Le second suivi éducatif qu’il m’a été permis de réaliser concernait un dossier très complexe dont certaines des parties restent encore mystérieuses. Il s’agit d’un enfant de 10 ans, malentendant, qui après avoir bénéficié d’une prise en charge de type SESSD (Service d’Education Spécialisée et de Soins à Domicile) dans une institution spécialisée, avait été orienté vers un institut de rééducation, le SESSD ayant statué sur la primauté de ses troubles du comportement.

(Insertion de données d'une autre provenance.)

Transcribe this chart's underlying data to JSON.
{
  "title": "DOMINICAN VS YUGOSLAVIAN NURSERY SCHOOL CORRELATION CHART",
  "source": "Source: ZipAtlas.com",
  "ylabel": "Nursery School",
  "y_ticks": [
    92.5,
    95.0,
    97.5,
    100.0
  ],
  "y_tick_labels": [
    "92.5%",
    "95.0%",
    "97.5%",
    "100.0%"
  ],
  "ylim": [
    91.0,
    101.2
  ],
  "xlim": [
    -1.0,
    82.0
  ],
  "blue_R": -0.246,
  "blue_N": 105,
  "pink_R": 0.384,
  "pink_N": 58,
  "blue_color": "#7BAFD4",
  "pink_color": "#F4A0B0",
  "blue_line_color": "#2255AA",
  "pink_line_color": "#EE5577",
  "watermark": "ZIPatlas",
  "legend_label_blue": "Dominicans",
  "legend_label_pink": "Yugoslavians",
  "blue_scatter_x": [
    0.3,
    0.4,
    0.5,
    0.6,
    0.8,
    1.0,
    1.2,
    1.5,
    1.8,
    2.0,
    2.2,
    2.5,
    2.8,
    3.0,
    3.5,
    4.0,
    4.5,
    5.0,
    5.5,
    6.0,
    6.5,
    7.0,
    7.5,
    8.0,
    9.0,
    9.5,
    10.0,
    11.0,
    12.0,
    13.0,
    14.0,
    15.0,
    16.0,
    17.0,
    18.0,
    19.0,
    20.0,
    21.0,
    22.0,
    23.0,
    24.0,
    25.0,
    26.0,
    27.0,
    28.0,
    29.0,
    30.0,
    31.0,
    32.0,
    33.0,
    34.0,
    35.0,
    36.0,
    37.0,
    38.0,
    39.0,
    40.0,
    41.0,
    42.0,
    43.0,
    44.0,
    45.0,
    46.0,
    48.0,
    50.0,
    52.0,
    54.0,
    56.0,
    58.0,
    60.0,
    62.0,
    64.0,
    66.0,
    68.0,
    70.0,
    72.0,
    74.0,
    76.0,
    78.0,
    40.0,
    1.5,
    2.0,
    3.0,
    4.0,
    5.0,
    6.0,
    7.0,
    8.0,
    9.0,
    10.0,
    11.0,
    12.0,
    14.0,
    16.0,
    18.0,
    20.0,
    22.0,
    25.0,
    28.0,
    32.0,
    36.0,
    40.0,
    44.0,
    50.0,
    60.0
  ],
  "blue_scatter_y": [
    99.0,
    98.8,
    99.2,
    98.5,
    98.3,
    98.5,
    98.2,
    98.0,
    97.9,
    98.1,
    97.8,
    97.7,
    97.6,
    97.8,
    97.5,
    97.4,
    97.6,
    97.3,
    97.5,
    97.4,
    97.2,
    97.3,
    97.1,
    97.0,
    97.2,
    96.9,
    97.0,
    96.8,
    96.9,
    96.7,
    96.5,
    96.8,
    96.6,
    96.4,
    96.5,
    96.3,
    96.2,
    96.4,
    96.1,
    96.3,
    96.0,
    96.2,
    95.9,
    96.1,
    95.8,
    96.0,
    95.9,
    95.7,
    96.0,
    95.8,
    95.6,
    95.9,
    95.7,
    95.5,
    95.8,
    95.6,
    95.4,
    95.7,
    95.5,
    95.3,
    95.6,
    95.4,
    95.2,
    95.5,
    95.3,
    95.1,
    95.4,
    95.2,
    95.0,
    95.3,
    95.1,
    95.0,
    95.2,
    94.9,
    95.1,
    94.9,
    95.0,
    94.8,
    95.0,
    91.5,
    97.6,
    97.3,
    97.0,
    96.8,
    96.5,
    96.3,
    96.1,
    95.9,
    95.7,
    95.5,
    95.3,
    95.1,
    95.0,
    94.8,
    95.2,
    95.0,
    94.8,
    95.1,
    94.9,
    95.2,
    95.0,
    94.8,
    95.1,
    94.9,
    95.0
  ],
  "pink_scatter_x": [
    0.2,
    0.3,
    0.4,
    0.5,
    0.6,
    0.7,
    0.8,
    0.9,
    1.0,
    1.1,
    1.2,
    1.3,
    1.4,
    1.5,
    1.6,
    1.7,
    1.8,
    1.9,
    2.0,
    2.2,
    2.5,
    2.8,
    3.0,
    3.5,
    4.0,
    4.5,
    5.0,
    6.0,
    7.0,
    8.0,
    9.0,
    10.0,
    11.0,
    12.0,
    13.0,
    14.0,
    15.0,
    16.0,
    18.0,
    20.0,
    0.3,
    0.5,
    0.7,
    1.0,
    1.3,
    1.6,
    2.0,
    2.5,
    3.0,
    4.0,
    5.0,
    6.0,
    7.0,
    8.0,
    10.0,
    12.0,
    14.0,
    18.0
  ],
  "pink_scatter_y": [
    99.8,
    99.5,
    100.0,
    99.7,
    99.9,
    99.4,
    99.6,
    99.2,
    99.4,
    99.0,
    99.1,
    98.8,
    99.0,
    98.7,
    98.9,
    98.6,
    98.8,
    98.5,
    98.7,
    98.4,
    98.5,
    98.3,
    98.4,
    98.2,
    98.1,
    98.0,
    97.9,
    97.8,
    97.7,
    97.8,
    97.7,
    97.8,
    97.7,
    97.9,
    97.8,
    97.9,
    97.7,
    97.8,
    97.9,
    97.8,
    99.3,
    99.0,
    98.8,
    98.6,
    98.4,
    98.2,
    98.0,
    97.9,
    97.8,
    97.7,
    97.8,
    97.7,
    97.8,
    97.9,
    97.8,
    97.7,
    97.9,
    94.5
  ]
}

L’institut de rééducation ne pouvant accueillir l’enfant, faute de places, il nous a été adressé pour que la situation soit « démêlée ». Ayant moi même effectué un stage auprès d’enfants malentendants, le suivi m’a été confié. L’accueil s’est déroulée en la présence du médecin psychiatre, de l’enfant, de son oncle (le papa travaillant beaucoup et la maman ne parlant pas français) et de la mienne. Je dois avouer que la façon dont l’entretien a été menée m’a beaucoup interrogée car il a consisté uniquement en l’énumération des difficultés de l’enfant sous la forme, me sembla-t-il, de « reproches ». A la suite de cet entretien il m’a été possible de rencontrer l’enfant seule et, en réaction à ce qui venait de se passer dont je ne peux encore définir si elle fut pertinente ou simplement réactionnelle, il m’a semblé nécessaire de « rectifier le tir ». En effet, il était hors de question que l’enfant vienne au CMPP dans l’idée qu’une leçon de morale lui serait faite à chaque fois. J’ai alors dit à l’enfant que j’avais bien entendu ses difficultés et que je serais toujours disponible pour les entendre mais que ce qui m’intéressait avec lui, c’était de découvrir ses envies, ses souhaits et ses capacités. Ce suivi fut l’occasion de beaucoup de surprises. En effet, bien qu’il était dit par le SESSD que l’enfant présentait des troubles du comportement importants et que cela était confirmé par le personnel de l’école, l’enfant en situation duelle ou groupale n’a jamais montré le moindre trouble de ce côté là durant sa prise en charge. De plus, il n’a cessé de me présenter les signifiants de sa surdité : alors qu’il lui était reproché de ne pas mettre ses appareils auditifs, il venait me rencontrer tous les mardis munis de ces prothèses. Et puis il y a eu ce rire, un rire d’une immaturité extrême, preuve de sa carence d’expériences sensorielles, lorsque la scie qu’il tenait dans sa main a touché le bois qu’il devait couper. Enfin, il y a eu ce chien dessiné sans oreilles.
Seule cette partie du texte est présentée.